L'amara realtà è che invece di aver voluto affrontare il problema alla radice, cercando di intervenire a tempo debito nella stabilizzazione del conflitto interarabo e nella lotta alle fazioni islamofasciste, l’Europa - nel senso della sua classe dirigente - si è relazionata nei confronti dell’estremismo islamico esattamente come si è sempre relazionata nei confronti delle componenti più reazionarie, deteriori e razziste della sua stessa società: lavandosene le mani con vuoti proclami a crimini ormai fatti. I governi europei hanno rifiutato di tenere una posizione condivisa sui fanatismi e hanno abbandonato di volta in volta al loro destino le vittime designate dalle fazioni estremiste: ebrei, curdi, yazidi, cristiani aramei, copti, drusi siriani, rom, omosessuali e molti altri ancora.
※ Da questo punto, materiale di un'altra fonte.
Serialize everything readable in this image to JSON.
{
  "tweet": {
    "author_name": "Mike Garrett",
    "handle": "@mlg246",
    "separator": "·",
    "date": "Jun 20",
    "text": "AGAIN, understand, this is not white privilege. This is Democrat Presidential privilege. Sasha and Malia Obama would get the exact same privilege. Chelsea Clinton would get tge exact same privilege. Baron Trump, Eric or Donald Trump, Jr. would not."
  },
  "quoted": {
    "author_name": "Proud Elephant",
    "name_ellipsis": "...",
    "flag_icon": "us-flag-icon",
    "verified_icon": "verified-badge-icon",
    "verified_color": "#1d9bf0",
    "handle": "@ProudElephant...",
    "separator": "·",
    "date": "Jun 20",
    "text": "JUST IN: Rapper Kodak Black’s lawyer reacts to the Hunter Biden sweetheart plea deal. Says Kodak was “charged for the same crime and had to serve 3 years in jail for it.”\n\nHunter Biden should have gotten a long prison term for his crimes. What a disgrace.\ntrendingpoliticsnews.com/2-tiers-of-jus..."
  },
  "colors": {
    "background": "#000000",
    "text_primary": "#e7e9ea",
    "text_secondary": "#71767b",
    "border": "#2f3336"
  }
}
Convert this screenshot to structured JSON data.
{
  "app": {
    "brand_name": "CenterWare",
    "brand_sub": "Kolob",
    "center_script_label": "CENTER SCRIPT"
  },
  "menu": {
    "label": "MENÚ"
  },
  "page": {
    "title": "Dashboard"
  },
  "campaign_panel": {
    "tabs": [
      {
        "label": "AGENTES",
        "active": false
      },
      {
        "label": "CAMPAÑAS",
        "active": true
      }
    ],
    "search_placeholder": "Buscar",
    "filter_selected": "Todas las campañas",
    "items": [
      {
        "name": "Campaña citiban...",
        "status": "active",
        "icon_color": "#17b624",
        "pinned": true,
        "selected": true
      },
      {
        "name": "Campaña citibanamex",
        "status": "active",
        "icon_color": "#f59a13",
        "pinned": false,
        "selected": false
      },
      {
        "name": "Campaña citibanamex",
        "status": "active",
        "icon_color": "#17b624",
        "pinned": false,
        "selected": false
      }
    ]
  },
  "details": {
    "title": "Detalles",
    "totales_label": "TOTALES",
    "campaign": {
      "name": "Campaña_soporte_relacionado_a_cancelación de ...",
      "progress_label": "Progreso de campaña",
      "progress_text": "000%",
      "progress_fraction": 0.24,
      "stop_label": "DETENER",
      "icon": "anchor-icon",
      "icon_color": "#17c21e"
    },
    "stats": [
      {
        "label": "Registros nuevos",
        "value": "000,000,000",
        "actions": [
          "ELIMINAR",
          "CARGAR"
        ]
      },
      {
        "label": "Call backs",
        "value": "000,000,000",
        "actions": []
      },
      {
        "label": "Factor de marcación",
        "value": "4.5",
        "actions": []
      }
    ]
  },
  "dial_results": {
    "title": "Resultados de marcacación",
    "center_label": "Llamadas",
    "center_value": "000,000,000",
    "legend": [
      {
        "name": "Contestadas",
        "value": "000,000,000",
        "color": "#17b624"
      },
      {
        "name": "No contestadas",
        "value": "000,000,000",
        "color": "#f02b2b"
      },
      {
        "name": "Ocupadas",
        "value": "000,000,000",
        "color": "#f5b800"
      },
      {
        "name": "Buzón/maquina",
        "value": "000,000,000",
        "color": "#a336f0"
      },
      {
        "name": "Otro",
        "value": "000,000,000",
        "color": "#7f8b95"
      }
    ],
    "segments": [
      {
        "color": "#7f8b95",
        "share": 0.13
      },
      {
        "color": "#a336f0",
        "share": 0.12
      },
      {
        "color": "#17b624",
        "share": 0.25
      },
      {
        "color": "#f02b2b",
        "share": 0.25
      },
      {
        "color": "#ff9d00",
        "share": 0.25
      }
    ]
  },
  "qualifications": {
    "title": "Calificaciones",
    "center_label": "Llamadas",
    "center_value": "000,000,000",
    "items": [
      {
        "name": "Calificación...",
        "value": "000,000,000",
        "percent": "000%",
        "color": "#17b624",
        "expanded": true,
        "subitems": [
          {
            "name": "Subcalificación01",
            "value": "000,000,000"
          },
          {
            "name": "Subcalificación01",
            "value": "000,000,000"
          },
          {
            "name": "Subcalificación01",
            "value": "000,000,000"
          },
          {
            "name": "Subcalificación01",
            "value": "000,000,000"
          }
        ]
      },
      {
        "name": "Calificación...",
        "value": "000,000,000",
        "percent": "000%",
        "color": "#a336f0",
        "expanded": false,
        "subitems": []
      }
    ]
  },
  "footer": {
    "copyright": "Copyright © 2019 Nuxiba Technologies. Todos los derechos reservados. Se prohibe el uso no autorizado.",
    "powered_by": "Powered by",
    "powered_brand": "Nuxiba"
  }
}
E hanno fatto anche di peggio, demonizzando e armando le mani degli aguzzini e del terrorismo internazionale nei confronti di chiunque ha tentato di resistere agli estremisti: lo fanno quotidianamente con Israele, che tuttavia sa come difendersi, e lo fanno con tutti gli altri che ne hanno l’ardire, ad esempio i curdi, lasciati morire nel fuoco incrociato di Pasdaran iraniani, Stato Islamico e Turchia di Erdogan. Provano pietà, tra i tanti, solo per gli ebrei indifesi - come ultimi ma non primi gli innocui coniugi ottuagenari di Amsterdam - per le famiglie rom bruciate nei camper, per gli omosessuali morti suicidi, per le donne yazide vedute schive al mercato, e per i bambini curdi morti nel loro tentativo di fuga dall’inferno islamista. Versano lacrime ipocrite di coccodrillo quando a finire sotto i bulldozer dell'Isis sono le rovine della meravigliosa Palmira, e girano con altrettanta nonchalance la testa dall’altra parte mentre Kobane viene rasa al suolo con la compiacenza turca dalle orde del Califfato. Poi, in preda al senso di colpa e vittime del loro stesso immobilismo e della propria noncuranza, questi stessi leader incapaci di tenere a bada persino gli estremisti e gli intolleranti di casa propria, aprono le porte dello spazio europa a migliaia di disperati entro cui si infiltrano e sguazzano tra le centinaia e le migliaia di possibili terroristi: 80.000 di questi nella sola Germania.
Senza alcuna politica dell’accoglienza, senza alcun progetto di assorbimento, senza pensare in alcun modo a come tenere lontani questi profughi dalle sirene della radicalizzazione e dagli imam oltranzisti che operano ormai in ogni periferia europea. E così, invece di mettere un argine al conflitto, rischiano soltanto di espanderlo allo spazio Europa portandosi la serpe al seno. Rischiando così di trasformare in meno di vent'anni lo spazio Europa in un grande, caotico Libano.